"That's not how many people were meeting their partners. didn't really reflect the Muslim women that I knew — who are really smart and fun and opinionated and sassy."We talked to Mattu, 39, a human rights consultant, and Maznavi, 33, a lawyer, about love, Muslim-American style. I brought up an article in the paper about Muslim matchmaking, and I told her I felt like there were a lot of other stories we never got to see.
Q: Are there common themes in the stories that you found?
It gave me hope that maybe there was a love story for me as well.
I always imagined that the end of the Radical Love column would come when I had fallen in love with the perfect man.
Interestingly, the lack of communication between Muslim men and women before marriage noted by many Muslim leaders is actually part of a larger problem that Ezzeldine believes is resulting in more interfaith matches.
Ezzeldine suggests that the Muslim community’s standards for interacting with members of the opposite sex are actually having a deleterious effect on marriage in the community.

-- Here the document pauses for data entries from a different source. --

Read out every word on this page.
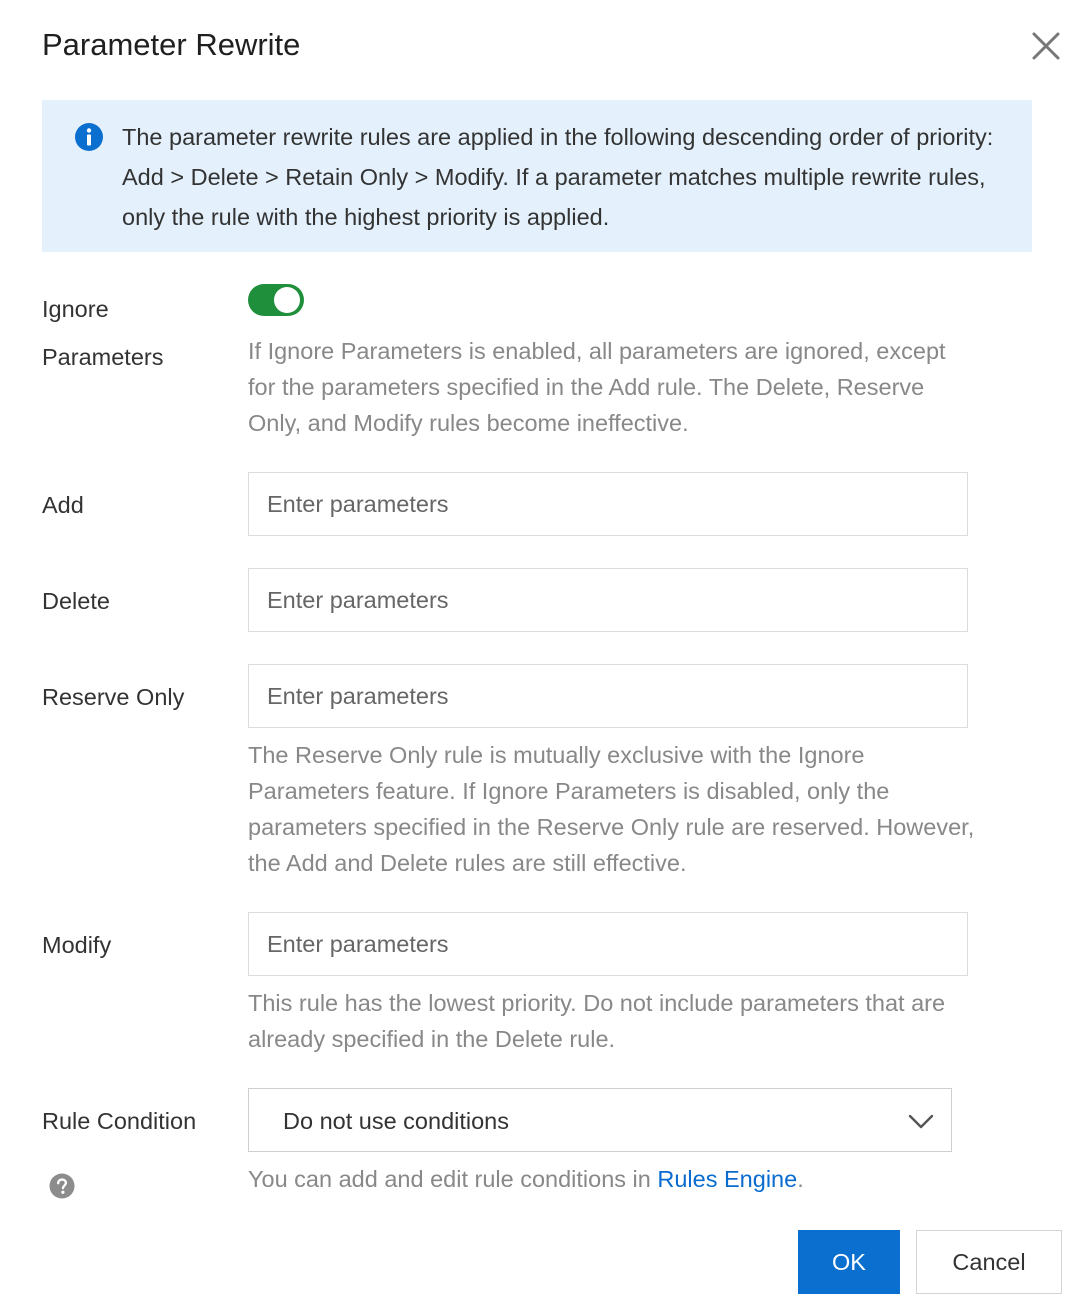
Parameter Rewrite
The parameter rewrite rules are applied in the following descending order of priority: Add > Delete > Retain Only > Modify. If a parameter matches multiple rewrite rules, only the rule with the highest priority is applied.
Ignore
Parameters	If Ignore Parameters is enabled, all parameters are ignored, except for the parameters specified in the Add rule. The Delete, Reserve Only, and Modify rules become ineffective.
Add
Enter parameters
Delete
Enter parameters
Reserve Only
Enter parameters
The Reserve Only rule is mutually exclusive with the Ignore Parameters feature. If Ignore Parameters is disabled, only the parameters specified in the Reserve Only rule are reserved. However, the Add and Delete rules are still effective.
Modify
Enter parameters
This rule has the lowest priority. Do not include parameters that are already specified in the Delete rule.
Rule Condition	Do not use conditions
You can add and edit rule conditions in Rules Engine.
OK	Cancel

In my story, taking fake boyfriends to Desi weddings, having a hot doctor that stars in telenovelas, and having a back-up baby-daddy for my geriatric uterus were a part of my off-color but meaningful Rom Com story.
It’s why I loved being a part of the book , so much – for the first time I saw my narrative side-by-side with 24 other Muslimah’s love stories.
You may have heard them at Skepticon, the American Atheists National Convention, the Huffington Post Live, and Have Your Say on the BBC World Service or read about them in the New York Times.Q: If there was one story you wanted non-Muslims to read, what would it be? That really challenged my assumptions around what that means.I love Aisha's story: There is a sense that Muslim women have arranged marriages or don't really know their partners when they get married.Computer science major Lena Hassan met her future husband online in 1994, long before Internet dating had become common practice.The true stories in "Love, Insh Allah: The Secret Love Lives of American Muslim Women" (Soft Skull Press) are as diverse as their authors, who are immigrant and assimilated, gay and straight, orthodox and secular."A lot has been said about Muslim women, but very little from ourselves," says co-editor Ayesha Mattu, who hatched the book idea with her friend Nura Maznavi five years ago, after yet another news story about arranged marriages."That's not how I met my partner," Mattu says. Mattu: Nura and I were hanging out in a cafe in San Francisco, where we both lived at the time.